Now, it’s easy to see what Citigroup’s Smith Barney, Morgan Stanley, Merrill Lynch and Goldman Sachs hoped to get out of Primex. But why was Madoff cannibalizing his own business? Madoff already owned Bernard L. Madoff Investment Securities, a third market firm that engaged in the unseemly practice of paying broker dealers a penny or two a share to send their trades to him instead of a regulated and transparent stock exchange. If clients started moving their trades to Primex, wouldn’t that put him out of business?
There are a number of possibilities that might explain Madoff’s motives: he could have made a huge gamble that Primex really would be the next New York Stock Exchange and his cut of the fee revenue would eclipse his other firm’s revenue stream. He could have already lost so much market share from the onslaught of competitive electronic trading platforms that he had little to lose if Primex failed. And, very likely, he needed to add the imprimatur of the big four firms to burnish his tainted image from his payment for order flow practices.
In the end, the gamble failed. Nasdaq licensed the Primex Auction System and ran it for two years before abruptly shutting it down on January 16, 2004. Madoff was left with just his Ponzi scheme and a third market operation faced with mounting competition.
The firms that Madoff went into business with could easily be confused with a spy agency. John Deutch, the former CIA Director, has sat on the Board of Citigroup for over a decade; each of the firms regularly taps the top investigation firms in the country and has legions of the largest law firms sleuthing around on their behalf, not to mention their revolving door with SEC enforcement staff.
Did they get wind of the Madoff Ponzi scheme somewhere along the way in their Primex relationship. If so, did they report it? If not, why not?

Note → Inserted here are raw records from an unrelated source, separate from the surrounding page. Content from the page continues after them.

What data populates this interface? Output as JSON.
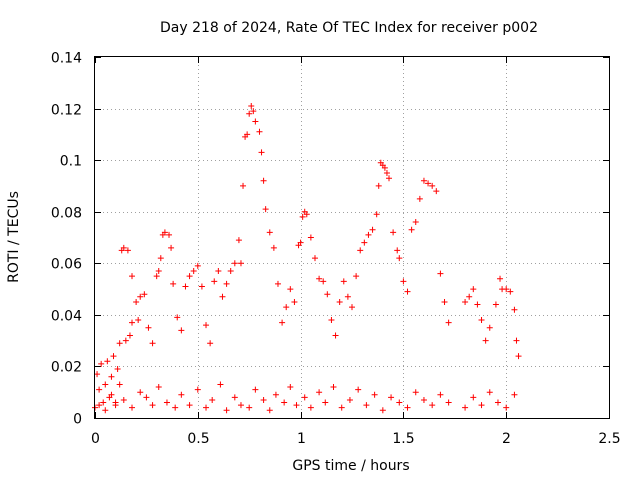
{
  "chart_data": {
    "type": "scatter",
    "title": "Day 218 of 2024, Rate Of TEC Index for receiver p002",
    "xlabel": "GPS time / hours",
    "ylabel": "ROTI / TECUs",
    "xlim": [
      0,
      2.5
    ],
    "ylim": [
      0,
      0.14
    ],
    "x_ticks": [
      0,
      0.5,
      1,
      1.5,
      2,
      2.5
    ],
    "x_tick_labels": [
      "0",
      "0.5",
      "1",
      "1.5",
      "2",
      "2.5"
    ],
    "y_ticks": [
      0,
      0.02,
      0.04,
      0.06,
      0.08,
      0.1,
      0.12,
      0.14
    ],
    "y_tick_labels": [
      "0",
      "0.02",
      "0.04",
      "0.06",
      "0.08",
      "0.1",
      "0.12",
      "0.14"
    ],
    "grid": true,
    "marker": "+",
    "color": "#ff0000",
    "series": [
      {
        "name": "p002",
        "points": [
          [
            0.0,
            0.004
          ],
          [
            0.01,
            0.017
          ],
          [
            0.02,
            0.011
          ],
          [
            0.03,
            0.021
          ],
          [
            0.04,
            0.006
          ],
          [
            0.05,
            0.013
          ],
          [
            0.06,
            0.022
          ],
          [
            0.07,
            0.008
          ],
          [
            0.08,
            0.016
          ],
          [
            0.09,
            0.024
          ],
          [
            0.1,
            0.005
          ],
          [
            0.11,
            0.019
          ],
          [
            0.12,
            0.013
          ],
          [
            0.12,
            0.029
          ],
          [
            0.13,
            0.065
          ],
          [
            0.14,
            0.066
          ],
          [
            0.15,
            0.03
          ],
          [
            0.16,
            0.065
          ],
          [
            0.17,
            0.032
          ],
          [
            0.18,
            0.055
          ],
          [
            0.18,
            0.037
          ],
          [
            0.2,
            0.045
          ],
          [
            0.21,
            0.038
          ],
          [
            0.22,
            0.047
          ],
          [
            0.24,
            0.048
          ],
          [
            0.26,
            0.035
          ],
          [
            0.28,
            0.029
          ],
          [
            0.3,
            0.055
          ],
          [
            0.31,
            0.057
          ],
          [
            0.32,
            0.062
          ],
          [
            0.33,
            0.071
          ],
          [
            0.34,
            0.072
          ],
          [
            0.36,
            0.071
          ],
          [
            0.37,
            0.066
          ],
          [
            0.38,
            0.052
          ],
          [
            0.4,
            0.039
          ],
          [
            0.42,
            0.034
          ],
          [
            0.44,
            0.051
          ],
          [
            0.46,
            0.055
          ],
          [
            0.48,
            0.057
          ],
          [
            0.5,
            0.059
          ],
          [
            0.52,
            0.051
          ],
          [
            0.54,
            0.036
          ],
          [
            0.56,
            0.029
          ],
          [
            0.58,
            0.053
          ],
          [
            0.6,
            0.057
          ],
          [
            0.62,
            0.047
          ],
          [
            0.64,
            0.052
          ],
          [
            0.66,
            0.057
          ],
          [
            0.68,
            0.06
          ],
          [
            0.7,
            0.069
          ],
          [
            0.71,
            0.06
          ],
          [
            0.72,
            0.09
          ],
          [
            0.73,
            0.109
          ],
          [
            0.74,
            0.11
          ],
          [
            0.75,
            0.118
          ],
          [
            0.76,
            0.121
          ],
          [
            0.77,
            0.119
          ],
          [
            0.78,
            0.115
          ],
          [
            0.8,
            0.111
          ],
          [
            0.81,
            0.103
          ],
          [
            0.82,
            0.092
          ],
          [
            0.83,
            0.081
          ],
          [
            0.85,
            0.072
          ],
          [
            0.87,
            0.066
          ],
          [
            0.89,
            0.052
          ],
          [
            0.91,
            0.037
          ],
          [
            0.93,
            0.043
          ],
          [
            0.95,
            0.05
          ],
          [
            0.97,
            0.045
          ],
          [
            0.99,
            0.067
          ],
          [
            1.0,
            0.068
          ],
          [
            1.01,
            0.078
          ],
          [
            1.02,
            0.08
          ],
          [
            1.03,
            0.079
          ],
          [
            1.05,
            0.07
          ],
          [
            1.07,
            0.062
          ],
          [
            1.09,
            0.054
          ],
          [
            1.11,
            0.053
          ],
          [
            1.13,
            0.048
          ],
          [
            1.15,
            0.038
          ],
          [
            1.17,
            0.032
          ],
          [
            1.19,
            0.045
          ],
          [
            1.21,
            0.053
          ],
          [
            1.23,
            0.047
          ],
          [
            1.25,
            0.043
          ],
          [
            1.27,
            0.055
          ],
          [
            1.29,
            0.065
          ],
          [
            1.31,
            0.068
          ],
          [
            1.33,
            0.071
          ],
          [
            1.35,
            0.073
          ],
          [
            1.37,
            0.079
          ],
          [
            1.38,
            0.09
          ],
          [
            1.39,
            0.099
          ],
          [
            1.4,
            0.098
          ],
          [
            1.41,
            0.097
          ],
          [
            1.42,
            0.095
          ],
          [
            1.43,
            0.093
          ],
          [
            1.45,
            0.072
          ],
          [
            1.47,
            0.065
          ],
          [
            1.48,
            0.062
          ],
          [
            1.5,
            0.053
          ],
          [
            1.52,
            0.049
          ],
          [
            1.54,
            0.073
          ],
          [
            1.56,
            0.076
          ],
          [
            1.58,
            0.085
          ],
          [
            1.6,
            0.092
          ],
          [
            1.62,
            0.091
          ],
          [
            1.64,
            0.09
          ],
          [
            1.66,
            0.088
          ],
          [
            1.68,
            0.056
          ],
          [
            1.7,
            0.045
          ],
          [
            1.72,
            0.037
          ],
          [
            1.8,
            0.045
          ],
          [
            1.82,
            0.047
          ],
          [
            1.84,
            0.05
          ],
          [
            1.86,
            0.044
          ],
          [
            1.88,
            0.038
          ],
          [
            1.9,
            0.03
          ],
          [
            1.92,
            0.035
          ],
          [
            1.95,
            0.044
          ],
          [
            1.97,
            0.054
          ],
          [
            1.98,
            0.05
          ],
          [
            2.0,
            0.05
          ],
          [
            2.02,
            0.049
          ],
          [
            2.04,
            0.042
          ],
          [
            2.05,
            0.03
          ],
          [
            2.06,
            0.024
          ],
          [
            0.02,
            0.005
          ],
          [
            0.05,
            0.003
          ],
          [
            0.08,
            0.009
          ],
          [
            0.1,
            0.006
          ],
          [
            0.14,
            0.007
          ],
          [
            0.18,
            0.004
          ],
          [
            0.22,
            0.01
          ],
          [
            0.25,
            0.008
          ],
          [
            0.28,
            0.005
          ],
          [
            0.31,
            0.012
          ],
          [
            0.35,
            0.006
          ],
          [
            0.39,
            0.004
          ],
          [
            0.42,
            0.009
          ],
          [
            0.46,
            0.005
          ],
          [
            0.5,
            0.011
          ],
          [
            0.54,
            0.004
          ],
          [
            0.57,
            0.007
          ],
          [
            0.61,
            0.013
          ],
          [
            0.64,
            0.003
          ],
          [
            0.68,
            0.008
          ],
          [
            0.71,
            0.005
          ],
          [
            0.75,
            0.004
          ],
          [
            0.78,
            0.011
          ],
          [
            0.82,
            0.007
          ],
          [
            0.85,
            0.003
          ],
          [
            0.88,
            0.009
          ],
          [
            0.92,
            0.006
          ],
          [
            0.95,
            0.012
          ],
          [
            0.98,
            0.005
          ],
          [
            1.02,
            0.008
          ],
          [
            1.05,
            0.004
          ],
          [
            1.09,
            0.01
          ],
          [
            1.12,
            0.006
          ],
          [
            1.16,
            0.012
          ],
          [
            1.2,
            0.004
          ],
          [
            1.24,
            0.007
          ],
          [
            1.28,
            0.011
          ],
          [
            1.32,
            0.005
          ],
          [
            1.36,
            0.009
          ],
          [
            1.4,
            0.003
          ],
          [
            1.44,
            0.008
          ],
          [
            1.48,
            0.006
          ],
          [
            1.52,
            0.004
          ],
          [
            1.56,
            0.01
          ],
          [
            1.6,
            0.007
          ],
          [
            1.64,
            0.005
          ],
          [
            1.68,
            0.009
          ],
          [
            1.72,
            0.006
          ],
          [
            1.8,
            0.004
          ],
          [
            1.84,
            0.008
          ],
          [
            1.88,
            0.005
          ],
          [
            1.92,
            0.01
          ],
          [
            1.96,
            0.006
          ],
          [
            2.0,
            0.004
          ],
          [
            2.04,
            0.009
          ]
        ]
      }
    ]
  }
}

Since the Inspector General of the SEC has promised a broad look at how Madoff escaped detection for decades, I’d like to suggest he interview the former Primex partners. When not one of the four got scammed by Madoff but their major counterparts in Europe did, we need to find out why. To help out the SEC and save taxpayers a little dough, I’ve reconstructed the time line below.
September 14, 1999: Mainstream media report that Citigroup’s Salomon Smith Barney, Morgan Stanley, Goldman Sachs, and Merrill Lynch are investing alongside Bernard L. Madoff Investment Securities as partners in Primex Trading.
March 31, 2000: Primex announces that the NASD, parent of Nasdaq, has approved moving forward with its agreement to license the Primex Auction System for U.S. equities.
December 17, 2001: Nasdaq begins operation of the Primex Auction System with trading limited to the 30 stocks of the Dow Jones Industrial Average.
January 7, 2002: Nasdaq adds the stocks in the S&P 100 to the Primex Auction System.
January 22, 2002: the Nasdaq 100 stocks are added to the Primex Auction System.
March 3, 2003: Nasdaq announces that the SEC has given permanent approval to the Primex Auction System.
December 31, 2003: Nasdaq announces that it will cease offering the Primex Auction System, effective January 16, 2004.